The initial model, a logistic regression with no hyperparameter tuning has an accuracy of 63.3%

In [None]:
# Now we'll try a random a random forest classifier

rf_classifier = RandomForestClassifier()

rf_classifier.fit(x_train, y_train.values.ravel())
predicted = rf_classifier.predict(x_test)
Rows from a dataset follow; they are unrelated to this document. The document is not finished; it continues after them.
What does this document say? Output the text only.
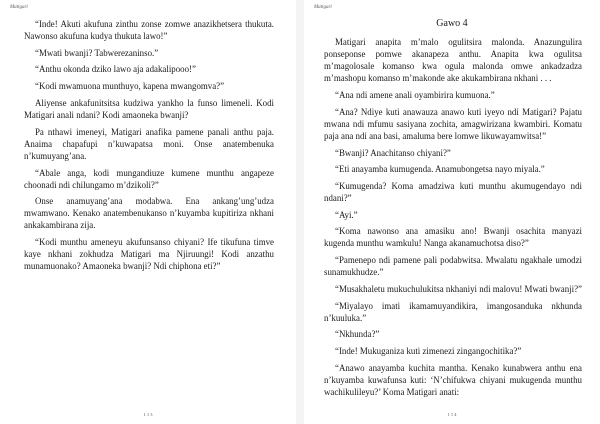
Matigari

“Inde! Akuti akufuna zinthu zonse zomwe anazikhetsera thukuta. Nawonso akufuna kudya thukuta lawo!”

“Mwati bwanji? Tabwerezaninso.”

“Anthu okonda dziko lawo aja adakalipooo!”

“Kodi mwamuona munthuyo, kapena mwangomva?”

Aliyense ankafunitsitsa kudziwa yankho la funso limeneli. Kodi Matigari anali ndani? Kodi amaoneka bwanji?

Pa nthawi imeneyi, Matigari anafika pamene panali anthu paja. Anaima chapafupi n’kuwapatsa moni. Onse anatembenuka n’kumuyang’ana.

“Abale anga, kodi mungandiuze kumene munthu angapeze choonadi ndi chilungamo m’dzikoli?”

Onse anamuyang’ana modabwa. Ena ankang’ung’udza mwamwano. Kenako anatembenukanso n’kuyamba kupitiriza nkhani ankakambirana zija.

“Kodi munthu ameneyu akufunsanso chiyani? Ife tikufuna timve kaye nkhani zokhudza Matigari ma Njiruungi! Kodi anzathu munamuonako? Amaoneka bwanji? Ndi chiphona eti?”

1 1 3
Matigari
Gawo 4

Matigari anapita m’malo ogulitsira malonda. Anazungulira ponseponse pomwe akanapeza anthu. Anapita kwa ogulitsa m’magolosale komanso kwa ogula malonda omwe ankadzadza m’mashopu komanso m’makonde ake akukambirana nkhani . . .

“Ana ndi amene anali oyambirira kumuona.”

“Ana? Ndiye kuti anawauza anawo kuti iyeyo ndi Matigari? Pajatu mwana ndi mfumu sasiyana zochita, amagwirizana kwambiri. Komatu paja ana ndi ana basi, amaluma bere lomwe likuwayamwitsa!”

“Bwanji? Anachitanso chiyani?”

“Eti anayamba kumugenda. Anamubongetsa nayo miyala.”

“Kumugenda? Koma amadziwa kuti munthu akumugendayo ndi ndani?”

“Ayi.”

“Koma nawonso ana amasiku ano! Bwanji osachita manyazi kugenda munthu wamkulu! Nanga akanamuchotsa diso?”

“Pamenepo ndi pamene pali podabwitsa. Mwalatu ngakhale umodzi sunamukhudze.”

“Musakhaletu mukuchulukitsa nkhaniyi ndi malovu! Mwati bwanji?”

“Miyalayo imati ikamamuyandikira, imangosanduka nkhunda n’kuuluka.”

“Nkhunda?”

“Inde! Mukuganiza kuti zimenezi zingangochitika?”

“Anawo anayamba kuchita mantha. Kenako kunabwera anthu ena n’kuyamba kuwafunsa kuti: ‘N’chifukwa chiyani mukugenda munthu wachikulileyu?’ Koma Matigari anati:

1 1 4
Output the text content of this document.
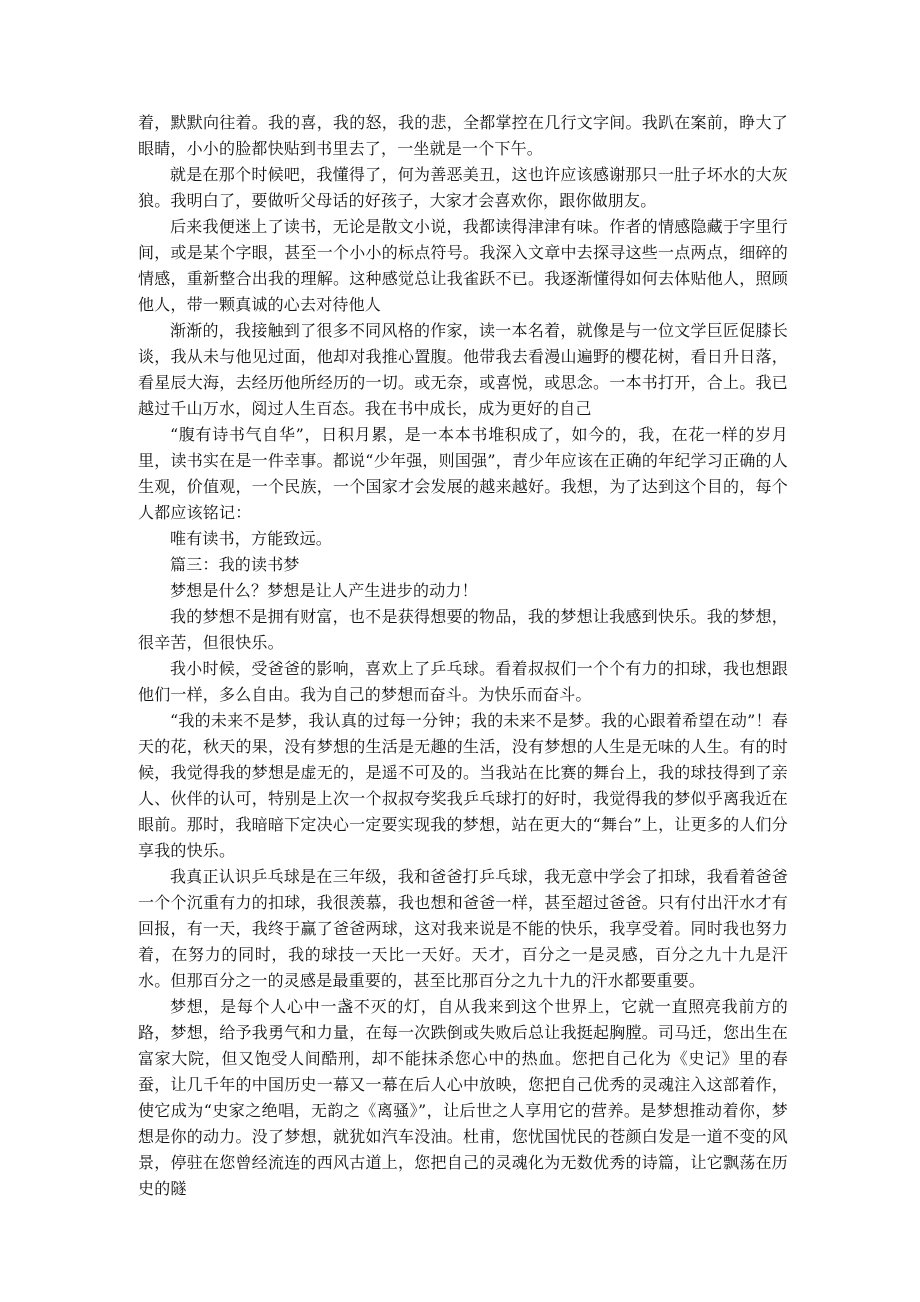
着，默默向往着。我的喜，我的怒，我的悲，全都掌控在几行文字间。我趴在案前，睁大了眼睛，小小的脸都快贴到书里去了，一坐就是一个下午。

就是在那个时候吧，我懂得了，何为善恶美丑，这也许应该感谢那只一肚子坏水的大灰狼。我明白了，要做听父母话的好孩子，大家才会喜欢你，跟你做朋友。

后来我便迷上了读书，无论是散文小说，我都读得津津有味。作者的情感隐藏于字里行间，或是某个字眼，甚至一个小小的标点符号。我深入文章中去探寻这些一点两点，细碎的情感，重新整合出我的理解。这种感觉总让我雀跃不已。我逐渐懂得如何去体贴他人，照顾他人，带一颗真诚的心去对待他人

渐渐的，我接触到了很多不同风格的作家，读一本名着，就像是与一位文学巨匠促膝长谈，我从未与他见过面，他却对我推心置腹。他带我去看漫山遍野的樱花树，看日升日落，看星辰大海，去经历他所经历的一切。或无奈，或喜悦，或思念。一本书打开，合上。我已越过千山万水，阅过人生百态。我在书中成长，成为更好的自己

“腹有诗书气自华”，日积月累，是一本本书堆积成了，如今的，我，在花一样的岁月里，读书实在是一件幸事。都说“少年强，则国强”，青少年应该在正确的年纪学习正确的人生观，价值观，一个民族，一个国家才会发展的越来越好。我想，为了达到这个目的，每个人都应该铭记：

唯有读书，方能致远。

篇三：我的读书梦

梦想是什么？梦想是让人产生进步的动力！

我的梦想不是拥有财富，也不是获得想要的物品，我的梦想让我感到快乐。我的梦想，很辛苦，但很快乐。

我小时候，受爸爸的影响，喜欢上了乒乓球。看着叔叔们一个个有力的扣球，我也想跟他们一样，多么自由。我为自己的梦想而奋斗。为快乐而奋斗。

“我的未来不是梦，我认真的过每一分钟；我的未来不是梦。我的心跟着希望在动”！春天的花，秋天的果，没有梦想的生活是无趣的生活，没有梦想的人生是无味的人生。有的时候，我觉得我的梦想是虚无的，是遥不可及的。当我站在比赛的舞台上，我的球技得到了亲人、伙伴的认可，特别是上次一个叔叔夸奖我乒乓球打的好时，我觉得我的梦似乎离我近在眼前。那时，我暗暗下定决心一定要实现我的梦想，站在更大的“舞台”上，让更多的人们分享我的快乐。

我真正认识乒乓球是在三年级，我和爸爸打乒乓球，我无意中学会了扣球，我看着爸爸一个个沉重有力的扣球，我很羡慕，我也想和爸爸一样，甚至超过爸爸。只有付出汗水才有回报，有一天，我终于赢了爸爸两球，这对我来说是不能的快乐，我享受着。同时我也努力着，在努力的同时，我的球技一天比一天好。天才，百分之一是灵感，百分之九十九是汗水。但那百分之一的灵感是最重要的，甚至比那百分之九十九的汗水都要重要。

梦想，是每个人心中一盏不灭的灯，自从我来到这个世界上，它就一直照亮我前方的路，梦想，给予我勇气和力量，在每一次跌倒或失败后总让我挺起胸膛。司马迁，您出生在富家大院，但又饱受人间酷刑，却不能抹杀您心中的热血。您把自己化为《史记》里的春蚕，让几千年的中国历史一幕又一幕在后人心中放映，您把自己优秀的灵魂注入这部着作，使它成为“史家之绝唱，无韵之《离骚》”，让后世之人享用它的营养。是梦想推动着你，梦想是你的动力。没了梦想，就犹如汽车没油。杜甫，您忧国忧民的苍颜白发是一道不变的风景，停驻在您曾经流连的西风古道上，您把自己的灵魂化为无数优秀的诗篇，让它飘荡在历史的隧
accuracy_score(y_test, predicted)

Slightly better accuracy with the random forest classifier

In [None]:
# better initial accuracy on this so we will do some simple hyperparameter tuning.

param_grid = [
    {'n_estimators': [50, 100, 200], 'max_depth': [15, 20, 40]}
]

grid_search = GridSearchCV(rf_classifier, param_grid, cv = 5, scoring = 'accuracy', return_train_score = True)
grid_search.fit(x_train, y_train.values.ravel())

grid_search.best_params_

In [None]:
final_model = grid_search.best_estimator_

final_predictions = final_model.predict(x_test)
accuracy_score(final_predictions, y_test)


Not really any better than the original. It could simply be that there is no disercnible relationhship for ML to make use of, or that I need to do more feature engineering.